Diesel-driven vs. electrical equipment
The equipment used in quarries may be diesel operated or electrically operated. Machines which have to move frequently from place to place are operated by diesel engines e.g. bulldozers, scrapers, graders, dumpers, tractors dozers. But the equipment which has to 'work from one site over long periods in a shift may be electrically operated or diesel operated e.g. dipper shovels, draglines, compressors, well hole drills, bucket wheel excavators. Permanent or semi-permanent machines are always powered electrically e.g. large centrally located compressors, pumps, etc.
An electric shovel avoids fuelling problem, is comparatively quiet, simple and maintenance cost is cheaper than for the diesel one. In electric shovel motors can be placed so as to eliminate complex gear trains and chain drives, and controls are esay to operate. Initial cost of electric shovel is however higher than for a diesel unit. Ward-Leonard system is the standard method of drive and control on large H.P.
shovels and draglines. Dipper shovels of smaller size (upto 3.5 m3) are usually diesel driven, but electric drive is preferred for larger machines. The electric shovel, due to limited length of the trailing cable, operates only within a restricted area and. the trailing cable being heavy needs men to handle it during movement from one place to another. Some shovels are diesel-electric. In this type of drive a diesel engine mounted on the shovel itself drives a generator that supplies electricity to motors which do the heavy work of the machine and the various controls on the shovel. Such drive is found in medium large shovels.

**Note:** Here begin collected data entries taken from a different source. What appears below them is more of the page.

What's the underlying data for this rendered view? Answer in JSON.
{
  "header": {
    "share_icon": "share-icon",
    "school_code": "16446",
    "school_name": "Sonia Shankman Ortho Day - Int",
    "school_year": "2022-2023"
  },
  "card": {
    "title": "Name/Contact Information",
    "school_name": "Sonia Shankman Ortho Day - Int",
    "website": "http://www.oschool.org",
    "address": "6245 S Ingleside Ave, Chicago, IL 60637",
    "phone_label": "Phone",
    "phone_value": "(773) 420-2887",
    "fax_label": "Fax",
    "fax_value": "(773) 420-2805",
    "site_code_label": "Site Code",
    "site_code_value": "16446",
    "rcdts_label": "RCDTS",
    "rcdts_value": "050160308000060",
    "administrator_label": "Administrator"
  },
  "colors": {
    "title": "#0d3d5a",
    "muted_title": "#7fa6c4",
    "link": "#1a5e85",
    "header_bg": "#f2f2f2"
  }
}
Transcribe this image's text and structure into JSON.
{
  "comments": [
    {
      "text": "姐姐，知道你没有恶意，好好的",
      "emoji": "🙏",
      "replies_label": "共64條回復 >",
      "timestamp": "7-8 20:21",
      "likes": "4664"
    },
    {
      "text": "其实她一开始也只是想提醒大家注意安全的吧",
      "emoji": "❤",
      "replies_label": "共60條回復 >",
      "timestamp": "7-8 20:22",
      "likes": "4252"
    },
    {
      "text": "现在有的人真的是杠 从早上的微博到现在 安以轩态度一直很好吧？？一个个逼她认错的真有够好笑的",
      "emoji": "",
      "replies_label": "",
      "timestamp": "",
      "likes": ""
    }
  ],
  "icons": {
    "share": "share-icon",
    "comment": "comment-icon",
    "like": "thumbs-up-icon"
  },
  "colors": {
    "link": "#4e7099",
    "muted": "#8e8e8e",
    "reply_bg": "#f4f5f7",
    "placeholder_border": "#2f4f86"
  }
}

The voltage of small machines is usually medium, 400 or 500, though H.T. voltage (3300-6600) is often essential for large machines like dipper shovels which have to move very little during a shift. The bucket wheel excavators at Neyveli are supplied power at 11 kV through T.R.S. cables and transformers in the machine step down the -voltage to 3.3 kV for some motors and to 400 V for some other motors. Overhead power transmission lines bring the power to a convenient point near the quarry and from there the pliable armoured cables which are sufficiently flexible carry it to the machines. In mechanised quarries it is difficult to construct the power lines entirely outside the blasting zone as trailing cable lengths are restricted by the Electricity Rules and such overhead lines and the insulators sometimes break due to flying stones of blasting.